Defenderá a liberdade do trabalho aplicado à lavoura, ao comércio e a indústria,
protestando sempre contra a faculdade de decretar impostos, quando estes não forem
rigorosamente necessários aos legítimos interesses da coletividade.
Defenderá a liberdade da consciência do pensamento e da palavra em todas as usas
lícitas manifestações uma vez que esta nobilíssima faculdade humana seja acompanhada da
secularíssima responsabilidade.
Defenderá a liberdade política para que a par da ordem e do respeito devido às nossas
instituições se vá operando uma revolução pacífica e profunda; nos homens, nas coisas e nas
nossas próprias instituições, que tanto se ressentem da falta de um verdadeiro cunho de
moralidade e progresso.
Defenderá a liberdade de ensino, combatendo a ignorância e o pretenso direito de nada
aprender.
Defenderá a igualdade entre os homens, combatendo os preconceitos que nascem de
circunstâncias meramente acidentares, mostrando que entre o branco e preto, o mulato e o
mestiço, o rico e o pobre, o nobre e o plebeu, o sábio e o ignorante nenhuma diferença
essencial existe, senão a dos merecimentos, que conquistam o trabalho, o estudo, a
honestidade e a virtude; e provando que sendo todos os homens indivíduos a mesma espécie,
effeitos da mesma causa, filhos do mesmo pai, tem a mesma natureza, gozam das msmas
faculdades, tem o mesmo fim, e por isso são especificamente iguais.
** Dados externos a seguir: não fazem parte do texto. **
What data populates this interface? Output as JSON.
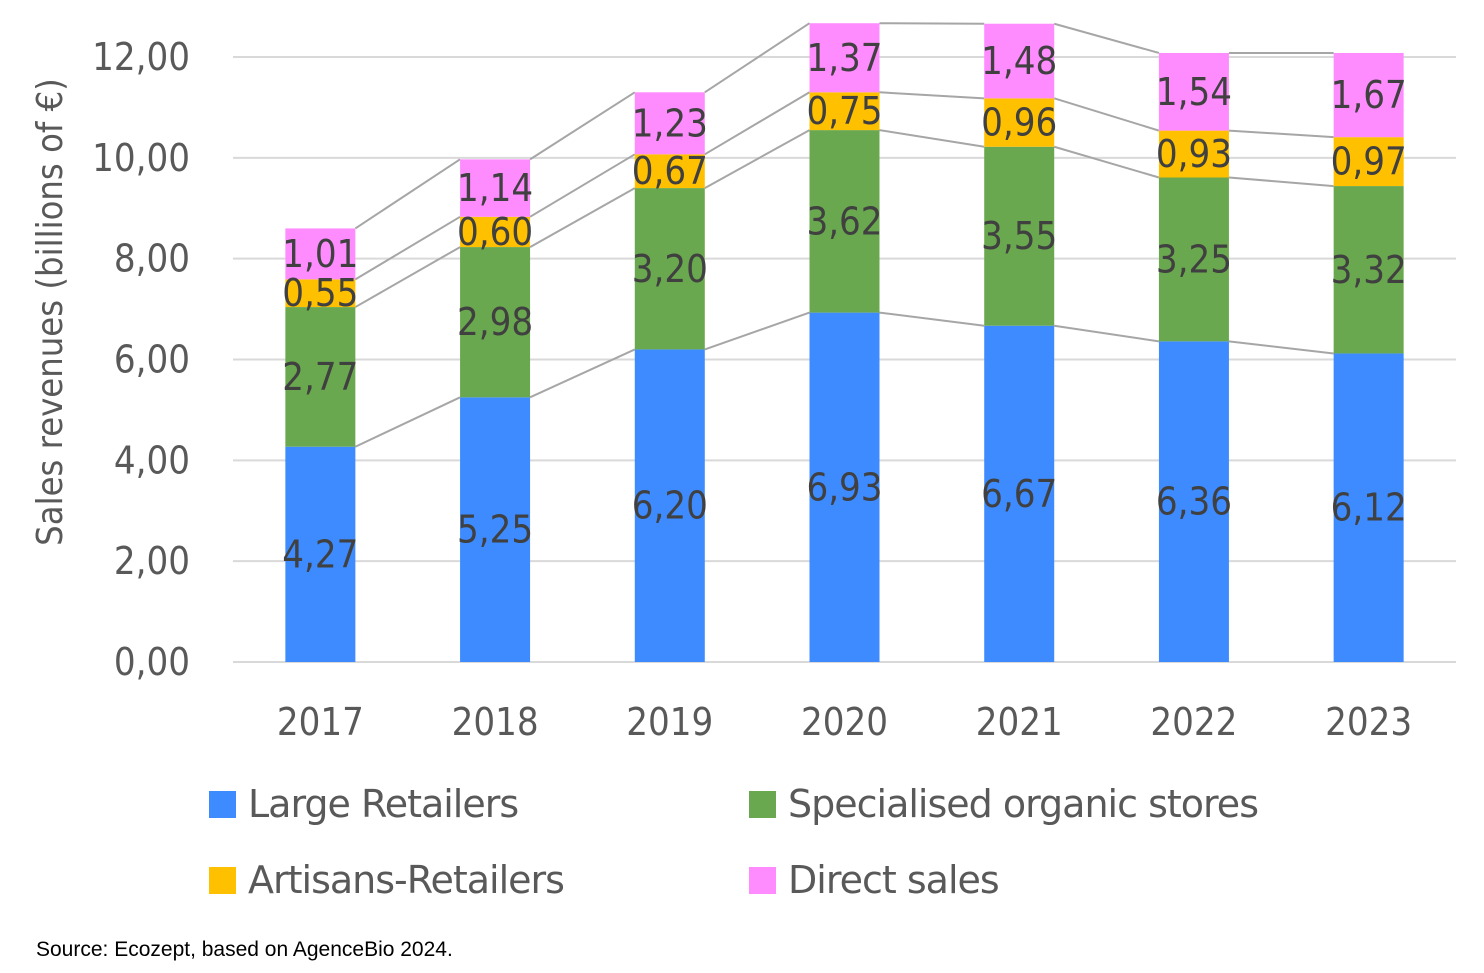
{
  "chart_data": {
    "type": "bar",
    "stacked": true,
    "title": "",
    "xlabel": "",
    "ylabel": "Sales revenues (billions of €)",
    "ylim": [
      0,
      12
    ],
    "yticks": [
      0,
      2,
      4,
      6,
      8,
      10,
      12
    ],
    "ytick_labels": [
      "0,00",
      "2,00",
      "4,00",
      "6,00",
      "8,00",
      "10,00",
      "12,00"
    ],
    "grid": true,
    "series_lines": true,
    "categories": [
      "2017",
      "2018",
      "2019",
      "2020",
      "2021",
      "2022",
      "2023"
    ],
    "series": [
      {
        "name": "Large Retailers",
        "color": "#3d8bff",
        "values": [
          4.27,
          5.25,
          6.2,
          6.93,
          6.67,
          6.36,
          6.12
        ],
        "labels": [
          "4,27",
          "5,25",
          "6,20",
          "6,93",
          "6,67",
          "6,36",
          "6,12"
        ]
      },
      {
        "name": "Specialised organic stores",
        "color": "#6aa84f",
        "values": [
          2.77,
          2.98,
          3.2,
          3.62,
          3.55,
          3.25,
          3.32
        ],
        "labels": [
          "2,77",
          "2,98",
          "3,20",
          "3,62",
          "3,55",
          "3,25",
          "3,32"
        ]
      },
      {
        "name": "Artisans-Retailers",
        "color": "#ffc000",
        "values": [
          0.55,
          0.6,
          0.67,
          0.75,
          0.96,
          0.93,
          0.97
        ],
        "labels": [
          "0,55",
          "0,60",
          "0,67",
          "0,75",
          "0,96",
          "0,93",
          "0,97"
        ]
      },
      {
        "name": "Direct sales",
        "color": "#ff8cff",
        "values": [
          1.01,
          1.14,
          1.23,
          1.37,
          1.48,
          1.54,
          1.67
        ],
        "labels": [
          "1,01",
          "1,14",
          "1,23",
          "1,37",
          "1,48",
          "1,54",
          "1,67"
        ]
      }
    ],
    "legend": {
      "placement": "bottom",
      "items": [
        {
          "label": "Large Retailers",
          "color": "#3d8bff"
        },
        {
          "label": "Specialised organic stores",
          "color": "#6aa84f"
        },
        {
          "label": "Artisans-Retailers",
          "color": "#ffc000"
        },
        {
          "label": "Direct sales",
          "color": "#ff8cff"
        }
      ]
    }
  },
  "source_note": "Source: Ecozept, based on AgenceBio 2024."
}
Não deixará nunca a altura dos princípios para descer às individualidades.
Combaterá os erros, os defeitos e os crimes, amando sempre ao homem.
Em matéria de religião guardará sempre o mais profundo e respeitos silêncio. Em fim.
“O Norte” será um incansável lidador em prol dos mais vitais interesses desta zona da
Província, chamando sempre a atenção do governo para tudo o que for útil aos seus
habitantes quer se trate da pública administração, quer se trate de melhoramentos materiais
para o comércio e a lavoura, como limpeza e desobstrução de rios, abertura de estradas, e quer
se trate de melhoramentos morais, como criação de escolas, catequese de índios e outras
medidas que tendam a elevar o povo a altura de culto e civilizado”.